Um momento marcante da amizade entre a Sêmea e esses meninos foi um momento de férias com um grupo de estudantes de Comunhão e Libertação. No ônibus, voltando para casa após aqueles dias intensos de convivência, uma professora cita o poema O Desconhecido, de Jussara M. Santos, em que diz num dos versos: "De tanto olhar para o céu à procura de ti, meus olhos, negros que eram, ficaram azuis". E esse menino que depois foi morto, manifestou ali o desejo de ter seus olhos mudados também.

Uma história de graça
Após o testemunho de Sêmea, Dr. Munir Cury, consultor da FEBEM e especialista na questão dos direitos da criança, relatou sua experiência. Em primeiro lugar, Dr. Munir ressaltou que o sim a Cristo só foi possível através do sim de Sêmea. Depois explicou, baseado em São João da Cruz, que por essência toda criatura traz em si uma imagem “latente” de Deus, que emerge no tempo. A imagem divina destes jovens pôde florescer porque foi cultivada e educada por Sêmea e pelos outros amigos da comunidade. Em nenhum momento, disse Dr. Munir Cury, os meninos foram tratados como "delinquentes": eles foram tratados pelo que eram realmente, criaturas amadas por Deus. Dr. Munir falou ainda do jogo dramático entre o homem velho e o homem novo, sua filiação humana e sua filiação divina, pois o divino vai se mostrando na vida em um “crescendo”.
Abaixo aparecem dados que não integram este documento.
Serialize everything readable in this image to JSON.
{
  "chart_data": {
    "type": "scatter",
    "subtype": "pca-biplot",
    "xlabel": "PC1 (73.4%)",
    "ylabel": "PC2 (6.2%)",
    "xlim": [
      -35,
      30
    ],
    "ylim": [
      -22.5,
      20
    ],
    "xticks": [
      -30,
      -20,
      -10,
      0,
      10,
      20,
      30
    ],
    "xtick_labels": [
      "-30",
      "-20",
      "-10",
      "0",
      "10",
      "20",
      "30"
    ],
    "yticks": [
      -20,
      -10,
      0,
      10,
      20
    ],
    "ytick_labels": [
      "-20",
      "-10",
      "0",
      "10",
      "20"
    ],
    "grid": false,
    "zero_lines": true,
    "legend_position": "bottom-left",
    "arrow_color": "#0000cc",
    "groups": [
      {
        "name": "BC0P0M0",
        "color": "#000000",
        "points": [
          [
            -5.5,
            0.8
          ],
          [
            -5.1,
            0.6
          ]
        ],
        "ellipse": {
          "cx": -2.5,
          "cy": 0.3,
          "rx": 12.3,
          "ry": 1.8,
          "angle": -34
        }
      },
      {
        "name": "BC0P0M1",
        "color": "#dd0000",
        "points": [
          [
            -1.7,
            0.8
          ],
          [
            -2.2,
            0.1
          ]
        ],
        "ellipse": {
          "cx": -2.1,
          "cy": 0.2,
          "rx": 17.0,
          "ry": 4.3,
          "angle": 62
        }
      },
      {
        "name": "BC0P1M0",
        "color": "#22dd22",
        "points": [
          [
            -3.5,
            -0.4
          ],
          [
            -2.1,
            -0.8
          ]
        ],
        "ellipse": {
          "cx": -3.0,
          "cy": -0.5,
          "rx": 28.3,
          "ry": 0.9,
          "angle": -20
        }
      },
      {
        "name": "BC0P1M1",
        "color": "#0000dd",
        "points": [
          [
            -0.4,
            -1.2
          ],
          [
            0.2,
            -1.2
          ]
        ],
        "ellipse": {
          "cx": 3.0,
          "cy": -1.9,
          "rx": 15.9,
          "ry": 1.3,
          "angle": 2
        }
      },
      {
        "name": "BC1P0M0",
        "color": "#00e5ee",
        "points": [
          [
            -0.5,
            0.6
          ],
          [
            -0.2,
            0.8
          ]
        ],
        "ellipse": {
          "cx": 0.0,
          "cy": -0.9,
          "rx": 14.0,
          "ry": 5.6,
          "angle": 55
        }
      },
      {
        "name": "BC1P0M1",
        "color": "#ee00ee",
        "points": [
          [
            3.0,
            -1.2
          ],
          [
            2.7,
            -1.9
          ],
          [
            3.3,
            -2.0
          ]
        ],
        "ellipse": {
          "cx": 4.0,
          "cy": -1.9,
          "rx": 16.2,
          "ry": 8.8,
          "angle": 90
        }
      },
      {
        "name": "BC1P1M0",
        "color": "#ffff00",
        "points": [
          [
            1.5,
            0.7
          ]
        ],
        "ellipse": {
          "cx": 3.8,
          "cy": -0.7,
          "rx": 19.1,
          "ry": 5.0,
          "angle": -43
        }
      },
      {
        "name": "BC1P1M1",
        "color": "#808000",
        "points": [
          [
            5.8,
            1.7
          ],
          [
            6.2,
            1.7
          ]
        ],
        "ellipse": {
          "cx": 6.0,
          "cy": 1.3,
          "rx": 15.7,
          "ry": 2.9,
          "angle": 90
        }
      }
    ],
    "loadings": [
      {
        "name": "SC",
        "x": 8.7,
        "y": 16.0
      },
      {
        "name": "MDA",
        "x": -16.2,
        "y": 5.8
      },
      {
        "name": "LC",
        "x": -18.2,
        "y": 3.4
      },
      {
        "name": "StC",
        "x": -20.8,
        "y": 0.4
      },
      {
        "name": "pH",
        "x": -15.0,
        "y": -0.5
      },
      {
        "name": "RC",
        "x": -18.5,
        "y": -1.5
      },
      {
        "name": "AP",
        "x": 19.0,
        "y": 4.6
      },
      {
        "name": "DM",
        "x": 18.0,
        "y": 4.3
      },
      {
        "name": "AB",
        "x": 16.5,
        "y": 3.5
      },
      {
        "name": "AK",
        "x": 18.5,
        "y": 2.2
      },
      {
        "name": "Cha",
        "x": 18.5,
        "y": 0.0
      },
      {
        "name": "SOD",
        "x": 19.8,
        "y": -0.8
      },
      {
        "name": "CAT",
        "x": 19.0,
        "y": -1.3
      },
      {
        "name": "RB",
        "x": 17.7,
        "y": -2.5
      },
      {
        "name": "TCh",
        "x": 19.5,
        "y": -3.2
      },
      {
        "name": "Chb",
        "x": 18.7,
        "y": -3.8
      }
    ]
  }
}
Para encerrar o encontro, Dom Odilo Scherer ressaltou que um testemunho assim é uma história em que a graça de Deus é favorecida por impulsos exteriores, que o permitiram tomar certas decisões. Por isso, a Igreja valoriza a educação como uma semente que pode frutificar em um determinado momento. Os meninos de rua não podem ser vistos como “pessoas sem futuro”, pois sempre permanece “um fundo de bondade aprisionado num emaranhado de vícios. Mas se existem pessoas que acreditam na possibilidade de recuperação desses adolescentes e os educa com esse coração, pode aparecer uma outra face”.
Educar para a liberdade é uma possibilidade que nasce de um encontro que abraça a pessoa em sua totalidade e não de projetos burocráticos ou esquemas ideológicos. Não se trata de uma proposição ingênua, mas de uma proposta dirigida a todos – adultos e meninos – que desejam construir juntos uma vida mais humana.